Notre monde occidental sécularisé est de plus en plus confus au sujet de ses propres valeurs. Il ne sait pas trop d’où il vient et où il va. Dans ce sens, il est bien mal équipé pour résister à une religion conquérante. Mais c’est un autre sujet.
Une bonne nouvelle malgré tout
Et pourtant l’Evangile est la bonne nouvelle. Il est porteur de valeurs éternelles. Il nous remplit de bonheur et d’espérance même lorsque les signes des catastrophes à venir s’accumulent. Ça va mal, de plus en plus mal, mais courage l’espérance n’a pas déserté notre monde. Le message de Jésus est plus actuel que jamais. Selon lui, les catastrophes ne remettent pas en cause notre avenir glorieux. Le mal vaincu jette ses dernières armes dans la bataille, mais sa cause est perdue. Christ a vaincu la mort et son royaume est à la porte.
Mon avenir ne dépend pas du BREXIT
Mon avenir ne dépend pas du Brexit, du futur président des Etats-Unis, de Daech et de ses massacres, du changement climatique, mais de celui en qui je mets toute ma confiance et qui revient bientôt. C’est lui qui donne un sens à notre service pour la société et pour notre prochain. C’est lui qui me donne envie de partager ses valeurs de justice, de liberté, de vérité. Chaque fois que nous sommes du côté de la justice, de la liberté, de la vérité, nous sommes des signes du royaume dont Christ est le roi. Cela me rappelle ce pasteur anglican bien connu pour ses engagements contre l’apartheid en Afrique du Sud. Je l’avais invité ainsi que d’autres représentants des religions à notre 7e congrès mondial de la liberté religieuse. Il était surpris de nous voir défendre cette liberté pour tous, non seulement pour nous. Ce fut comme une révélation pour lui. A la fin du congrès, il m’invita chez lui avec mon épouse. Je le vois encore sur le palier de la porte me dire comme dans un aveu: « John, j’ai toujours pensé que vous les adventistes vous étiez sectaires, bornés et pas du tout intéressés par les autres. Ce que j’ai découvert durant ce congrès a changé totalement ma perception de votre église. J’admire votre action pour le bien de la société. »

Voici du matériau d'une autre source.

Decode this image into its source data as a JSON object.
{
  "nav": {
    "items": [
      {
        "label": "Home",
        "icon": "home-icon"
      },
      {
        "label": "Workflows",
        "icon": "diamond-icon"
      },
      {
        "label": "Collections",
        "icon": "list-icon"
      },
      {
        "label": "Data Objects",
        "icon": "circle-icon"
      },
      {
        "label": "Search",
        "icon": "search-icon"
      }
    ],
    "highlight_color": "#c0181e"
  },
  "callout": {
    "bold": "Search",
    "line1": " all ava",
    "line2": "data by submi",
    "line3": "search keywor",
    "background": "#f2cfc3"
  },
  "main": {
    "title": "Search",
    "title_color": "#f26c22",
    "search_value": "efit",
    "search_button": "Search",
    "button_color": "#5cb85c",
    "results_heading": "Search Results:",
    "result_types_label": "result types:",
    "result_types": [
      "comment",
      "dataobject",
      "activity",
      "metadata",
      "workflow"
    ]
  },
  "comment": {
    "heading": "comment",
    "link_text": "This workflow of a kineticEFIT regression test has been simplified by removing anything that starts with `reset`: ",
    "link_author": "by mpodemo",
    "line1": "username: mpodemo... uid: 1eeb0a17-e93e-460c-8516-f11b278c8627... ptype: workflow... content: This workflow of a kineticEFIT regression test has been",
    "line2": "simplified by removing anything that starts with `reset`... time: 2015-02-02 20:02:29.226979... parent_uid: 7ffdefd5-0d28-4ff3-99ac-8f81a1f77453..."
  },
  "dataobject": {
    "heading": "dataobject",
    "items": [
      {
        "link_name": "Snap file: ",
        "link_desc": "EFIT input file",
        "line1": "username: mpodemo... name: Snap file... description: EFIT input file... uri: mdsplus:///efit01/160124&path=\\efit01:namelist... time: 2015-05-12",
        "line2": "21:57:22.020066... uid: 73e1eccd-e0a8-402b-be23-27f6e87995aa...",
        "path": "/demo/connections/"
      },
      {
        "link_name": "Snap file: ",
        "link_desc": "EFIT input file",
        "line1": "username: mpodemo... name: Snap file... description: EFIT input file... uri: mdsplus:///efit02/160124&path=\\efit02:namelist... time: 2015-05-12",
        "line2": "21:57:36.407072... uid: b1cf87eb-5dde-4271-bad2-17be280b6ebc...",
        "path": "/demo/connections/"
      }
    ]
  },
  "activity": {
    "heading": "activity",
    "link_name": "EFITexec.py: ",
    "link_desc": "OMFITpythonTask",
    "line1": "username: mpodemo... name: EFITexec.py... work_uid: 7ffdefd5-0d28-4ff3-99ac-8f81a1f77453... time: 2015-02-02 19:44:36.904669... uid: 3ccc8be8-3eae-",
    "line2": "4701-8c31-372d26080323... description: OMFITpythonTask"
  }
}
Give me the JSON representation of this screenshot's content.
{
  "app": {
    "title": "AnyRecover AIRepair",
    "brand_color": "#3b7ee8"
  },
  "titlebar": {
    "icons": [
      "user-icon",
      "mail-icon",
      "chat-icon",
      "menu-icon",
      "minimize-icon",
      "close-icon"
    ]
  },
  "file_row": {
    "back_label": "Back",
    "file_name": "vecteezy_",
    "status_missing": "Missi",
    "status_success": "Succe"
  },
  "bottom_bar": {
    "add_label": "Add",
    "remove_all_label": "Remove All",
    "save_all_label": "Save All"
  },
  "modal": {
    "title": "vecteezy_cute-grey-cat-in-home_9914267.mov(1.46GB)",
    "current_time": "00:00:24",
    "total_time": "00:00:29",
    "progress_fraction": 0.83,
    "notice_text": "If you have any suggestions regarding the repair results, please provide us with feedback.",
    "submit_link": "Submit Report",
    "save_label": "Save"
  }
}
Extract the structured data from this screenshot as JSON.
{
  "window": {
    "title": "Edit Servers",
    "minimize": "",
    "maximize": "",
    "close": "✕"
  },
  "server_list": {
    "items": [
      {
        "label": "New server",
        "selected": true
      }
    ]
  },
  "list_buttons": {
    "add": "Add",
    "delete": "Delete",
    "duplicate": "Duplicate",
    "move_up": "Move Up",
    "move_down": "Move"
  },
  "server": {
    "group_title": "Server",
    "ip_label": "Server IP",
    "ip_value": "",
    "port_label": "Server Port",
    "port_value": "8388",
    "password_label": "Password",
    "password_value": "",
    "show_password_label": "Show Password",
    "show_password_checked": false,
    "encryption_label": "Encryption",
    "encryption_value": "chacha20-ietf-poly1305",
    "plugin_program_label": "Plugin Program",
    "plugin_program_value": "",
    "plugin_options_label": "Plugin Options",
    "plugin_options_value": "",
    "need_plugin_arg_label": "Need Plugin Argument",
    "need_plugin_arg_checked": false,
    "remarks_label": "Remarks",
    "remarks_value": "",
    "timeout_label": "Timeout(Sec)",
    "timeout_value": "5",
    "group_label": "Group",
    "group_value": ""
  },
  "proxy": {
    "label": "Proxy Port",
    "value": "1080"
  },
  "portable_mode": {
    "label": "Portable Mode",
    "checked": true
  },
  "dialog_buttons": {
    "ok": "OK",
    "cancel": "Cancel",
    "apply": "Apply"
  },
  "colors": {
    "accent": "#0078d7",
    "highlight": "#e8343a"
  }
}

Le monde change et nous déroute bien des fois, mais bonne nouvelle, les valeurs de l’Evangile sont toujours les mêmes. Elles sont porteuses d’espoir, de paix, de justice et de liberté. Alors ne soyons pas timides, mettons-les en pratique. Ces valeurs sont des signes du royaume de Dieu qui vient. Jésus ne nous a-t-il pas appelés à être « la lumière du monde et le sel de la terre » ? Cela signifie que dans l’histoire humaine, le Seigneur ne nous appelle pas à être des observateurs, même attentifs. Il nous appelle à être des acteurs, à faire des différences là où il nous place, à vivre comme il a vécu.